CHRIS FISHER, EDP Political Editor Despite poor poll ratings for the Liberal Democrats and continuing doubts inside and beyond the party about the leadership of Sir Menzies Campbell, Norfolk MP Norman Lamb remains resolutely optimistic. Political editor Chris Fisher would have expected nothing less.

CHRIS FISHER, EDP Political Editor

Optimism goes with the territory if you are a Liberal Democrat. It's getting on for a century since the party last held power. But you never know. Good times may be just around the corner. So keep your pecker up and don't stop smiling.

Party leader Sir Menzies Campbell was showing the customary spirit when he declared this week that he and senior colleagues had been working on the responses that would be made if the next general election delivered a hung parliament and either Gordon Brown or David Cameron offered to share power. The essence of the answer to either of them would be that no deal was possible without a promise not just to talk about electoral reform but to support it.

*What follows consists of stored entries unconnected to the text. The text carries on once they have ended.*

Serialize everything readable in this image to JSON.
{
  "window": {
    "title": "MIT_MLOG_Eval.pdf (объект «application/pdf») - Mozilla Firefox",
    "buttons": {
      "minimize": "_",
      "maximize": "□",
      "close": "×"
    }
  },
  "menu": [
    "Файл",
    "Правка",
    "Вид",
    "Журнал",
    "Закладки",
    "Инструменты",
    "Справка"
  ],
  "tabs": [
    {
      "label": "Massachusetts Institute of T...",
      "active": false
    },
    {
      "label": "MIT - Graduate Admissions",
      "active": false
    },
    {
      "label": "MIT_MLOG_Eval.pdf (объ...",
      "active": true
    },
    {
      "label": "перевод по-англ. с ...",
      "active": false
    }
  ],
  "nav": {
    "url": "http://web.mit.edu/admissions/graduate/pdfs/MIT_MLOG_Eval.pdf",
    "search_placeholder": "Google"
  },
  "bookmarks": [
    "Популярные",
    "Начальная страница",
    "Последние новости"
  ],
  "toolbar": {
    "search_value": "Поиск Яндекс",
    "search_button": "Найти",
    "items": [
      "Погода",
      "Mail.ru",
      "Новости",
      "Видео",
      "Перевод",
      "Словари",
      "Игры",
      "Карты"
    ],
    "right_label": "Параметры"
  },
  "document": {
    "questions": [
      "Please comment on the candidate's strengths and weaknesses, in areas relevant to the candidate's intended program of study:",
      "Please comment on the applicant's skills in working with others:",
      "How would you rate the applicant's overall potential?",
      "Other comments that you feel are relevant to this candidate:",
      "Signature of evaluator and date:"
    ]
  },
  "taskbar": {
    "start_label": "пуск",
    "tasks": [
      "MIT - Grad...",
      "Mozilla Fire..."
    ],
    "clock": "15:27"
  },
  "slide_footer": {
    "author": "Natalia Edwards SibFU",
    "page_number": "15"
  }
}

Put all the polls of recent weeks and months together and you can certainly conclude that there is a considerable - and greater than normal - chance that the next election will result in a hung parliament.

But this is not to suggest that morale is high in Lib Dem ranks. By the party's standards it is poor, and that makes its annual conference, starting tomorrow in Brighton, a difficult engagement for Sir Ming.

The Lib Dems' own poll ratings have been low of late. Furthermore, their hopes of yet another sensational by-election victory were crushed in Southall in July. And in such circumstances there is bound to be continuing questioning inside the party as well as outside as to whether Sir Ming is the right man for the job.

According to North Norfolk MP Norman Lamb, however, there is actually very little whispering and muttering going on behind Sir Ming's back, and he is sure that he will lead the party into the next general election.

He is also hopeful that Sir Ming's qualities - among which he emphasised integrity and experience - will come to be valued more by the electorate than they seem to have been so far. In taking that view he is encouraged in some respects by the early public reaction to Mr Brown's premiership. He thinks this confirms an appetite for serious politics.

And in telling me this he stressed: "We want this country run by people with integrity. No-one I have worked with has more integrity than Ming."

Mr Lamb, who reaches the personal landmark of his 50th birthday tomorrow, has a majority of more than 10,000 in his constituency to help him keep his spirits up. But he was upbeat - and seemingly genuinely so - about his party's prospects as well as

his own.

The national opinion polls have been suggesting that had there been a general election yesterday, the Lib Dem seats in the Commons could have been cut from 63 to 40 or even fewer. But with Mr Lamb's party, you have to be particularly careful in estimating how shares of the vote will translate into seats. It specialises in targeting seats, and, thereby, wins more constituencies than basic

national percentages suggest it will.

Sometimes the targeting is very and even spectacularly successful. Mr Lamb's story in North Norfolk is a case in point. But it can also flop, and South Norfolk is an example of that. I have been told on countless occasions over the years that the Lib Dems were poised to take the seat off the Tories, but it hasn't happened.

Indeed, the orange party has not only been failing to make progress there but has actually been going backwards - not least because

of a conspicuous failure to crush the Labour vote in the constituency.

There was similar frustration for the Lib Dems in the 2005 election in Norwich South where they and the Greens get in each other's way. But despite these experiences, Mr Lamb remains hopeful of advances by his party in these constituencies and the new one of Broadland where the Tory banner will be carried by Keith Simpson, the current Mid Norfolk MP. How much substance is there, however, to back up this optimism?

What if the next general election does produce a hung parliament? With which party would the Lib Dems prefer to work in government, if that were at all possible?

It has long been supposed that in such circumstances Sir Ming would be inclined to look towards Mr Brown rather than Mr Cameron.

But what about Mr Lamb? Would he have a preference? "Absolutely not", he said in almost indignant fashion. Mr Lamb is already his party's shadow health secretary. And when Sir Ming does step down he will have a good claim on promotion. Might he even go for the party's leadership? It seems not.

"I am quite a strong supporter of Nick Clegg (the Lib Dems' shadow home secretary), and I value my family", he said.

"I want to play a prominent role but I am not aggressively ambitious. I like to have a degree of balance in my life."